The guidance below is provided to support reflection at different time points, providing you with questions to aid you to reflect for this training activity. They are provided for guidance and should not be considered as a mandatory checklist. Trainees should not be expected to provide answers to each of the guidance questions listed.

Before action

  • What is your understanding of the purpose of DRLs in optimising radiation dose to patients, and what specific methodology will you use to collect and access the required dose data for the procedures you are auditing?
  • What specific insights do you hope to gain regarding how your department’s current dose levels compare to national DRLs, and what do you expect to learn about the process of identifying areas for potential dose optimisation?
  • What do you already know about how DRLs are established and the various factors—such as equipment settings or patient demographics—that can influence the final patient dose?
  • Have you discussed the training activity with your training officer to gain a clarity of understanding regarding the audit’s scope, the specific procedures to be included, and the expected analysis methods?
  • What possible challenges might you face—such as difficulty accessing data or dealing with incomplete records—and how have you planned to handle or mitigate these issues in the moment?
  • How do you feel about embarking on this activity, and do you feel technically and emotionally prepared to handle the complex data analysis involved in a DRL audit?

In action

  • Pay attention to your actions.
    • How are you collecting and analysing the dose data for the DRL audit? Why are you choosing this method?
    • What decisions are you making about which data to include and how to compare it to existing DRLs?
    • What aspects of data collection and analysis feel intuitive, and what requires more conscious effort (e.g., understanding units, normalisation factors)?
  • How effective are your methods for collecting the necessary data?
    • What challenges are you facing in accessing the data or interpreting the relevant parameters?
    • What can you learn about typical dose levels in different procedures as the audit unfolds?
    • How does this activity connect to your understanding of dose optimisation?
  • Are there alternative approaches you could take if data is missing or inconsistent?
    • What support or guidance might you need if you are unsure about how to interpret the data in relation to national DRLs?
    • Are you ensuring your audit aligns with the principles of IRMER regarding dose optimisation?

On action

  • Which nuclear medicine and CT or hybrid procedures did you include in your DRL audit?
    • What data did you collect for each procedure to perform the audit?
    • What were the calculated DRLs for the procedures you audited?
    • How did the departmental levels compare to national or recommended DRLs?
    • Were there any significant variations in doses for the same procedure across different patients or equipment?
  • What did you learn about the concept and importance of Diagnostic Reference Levels (DRLs)?
    • How does a DRL audit contribute to the optimisation of radiation dose to patients?
    • What factors might influence the radiation dose received by patients during these procedures?
    • Did you identify any procedures where the departmental levels were above or significantly below recommended DRLs?

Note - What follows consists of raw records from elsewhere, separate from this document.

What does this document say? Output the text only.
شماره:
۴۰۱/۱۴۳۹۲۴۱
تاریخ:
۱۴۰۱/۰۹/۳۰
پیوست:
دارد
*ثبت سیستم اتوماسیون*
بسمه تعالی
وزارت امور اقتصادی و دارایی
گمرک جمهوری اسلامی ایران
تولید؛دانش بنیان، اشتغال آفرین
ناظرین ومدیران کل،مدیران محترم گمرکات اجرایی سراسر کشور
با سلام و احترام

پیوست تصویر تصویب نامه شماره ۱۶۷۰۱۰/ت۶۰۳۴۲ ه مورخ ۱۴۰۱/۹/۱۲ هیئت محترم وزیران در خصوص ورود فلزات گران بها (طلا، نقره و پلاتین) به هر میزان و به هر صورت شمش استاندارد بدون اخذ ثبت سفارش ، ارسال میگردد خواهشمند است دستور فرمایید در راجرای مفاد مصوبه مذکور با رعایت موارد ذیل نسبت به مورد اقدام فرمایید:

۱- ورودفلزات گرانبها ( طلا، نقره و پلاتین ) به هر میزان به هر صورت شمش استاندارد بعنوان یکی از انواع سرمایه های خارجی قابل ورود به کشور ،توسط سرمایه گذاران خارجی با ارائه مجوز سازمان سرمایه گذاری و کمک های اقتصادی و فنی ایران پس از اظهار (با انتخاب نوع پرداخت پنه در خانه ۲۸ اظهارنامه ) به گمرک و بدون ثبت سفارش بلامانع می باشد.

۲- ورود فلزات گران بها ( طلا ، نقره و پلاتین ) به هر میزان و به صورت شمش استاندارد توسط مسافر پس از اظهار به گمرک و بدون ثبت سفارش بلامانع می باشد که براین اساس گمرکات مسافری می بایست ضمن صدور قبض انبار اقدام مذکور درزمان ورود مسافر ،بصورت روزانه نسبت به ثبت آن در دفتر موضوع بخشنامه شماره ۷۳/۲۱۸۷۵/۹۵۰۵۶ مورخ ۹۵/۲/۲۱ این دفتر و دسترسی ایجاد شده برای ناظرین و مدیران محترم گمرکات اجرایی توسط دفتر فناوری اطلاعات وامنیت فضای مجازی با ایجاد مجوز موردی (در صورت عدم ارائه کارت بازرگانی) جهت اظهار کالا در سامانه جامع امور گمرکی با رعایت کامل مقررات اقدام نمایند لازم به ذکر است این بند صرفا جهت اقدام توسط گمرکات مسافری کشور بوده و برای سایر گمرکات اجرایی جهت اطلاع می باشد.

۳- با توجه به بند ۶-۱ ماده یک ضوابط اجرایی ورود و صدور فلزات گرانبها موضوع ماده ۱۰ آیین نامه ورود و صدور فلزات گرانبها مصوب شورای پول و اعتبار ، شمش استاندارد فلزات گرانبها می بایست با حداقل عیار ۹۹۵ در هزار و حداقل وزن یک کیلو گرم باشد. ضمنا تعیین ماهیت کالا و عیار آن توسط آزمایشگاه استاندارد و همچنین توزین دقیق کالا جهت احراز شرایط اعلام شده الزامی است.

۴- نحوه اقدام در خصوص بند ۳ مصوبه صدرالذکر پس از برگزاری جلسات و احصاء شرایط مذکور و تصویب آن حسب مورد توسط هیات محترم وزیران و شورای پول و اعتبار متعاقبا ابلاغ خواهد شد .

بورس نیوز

What might be the reasons for this?
    • How does this activity relate to the IRMER principle of optimisation?
  • How will your understanding of DRLs influence how you approach imaging protocols and patient doses in the future?
    • What recommendations would you make based on your audit findings?
    • How can you contribute to the ongoing monitoring and review of patient doses in your department?
    • What further learning or resources would be beneficial to enhance your knowledge of dose optimisation and DRLs?

Beyond action

  • How has revisiting your initial reflections and the audit report deepened your understanding of DRL purposes and methodologies since completing the task?
  • Have you compared your findings with national or local standards? Has engaging in discussion with senior colleagues provided you with new insights into how your results might influence departmental changes?
  • How has this audit influenced your awareness of patient radiation doses, and in what ways has it informed your ability to advocate for ALARP principles (As Low As Reasonably Practicable) during discussions with practitioners?
  • How has this practical experience of dose review prepared you for observed in-person assessments, such as Case-based Discussions or Observed Communication Events involving the interpretation of IRMER legislation?
  • What transferable skills did you develop, and how will these support your involvement in future service improvement projects or the maintenance of patient safety?
  • What specific actions have you identified to ensure you continue to refine your expertise in dose optimisation and the audit process?

Relevant learning outcomes

# Outcome
# 1 Outcome

Interpret, apply and audit adherence to the Ionising Radiation (Medical Exposures) Regulations (IRMER) and related guidance in the Nuclear Medicine environment.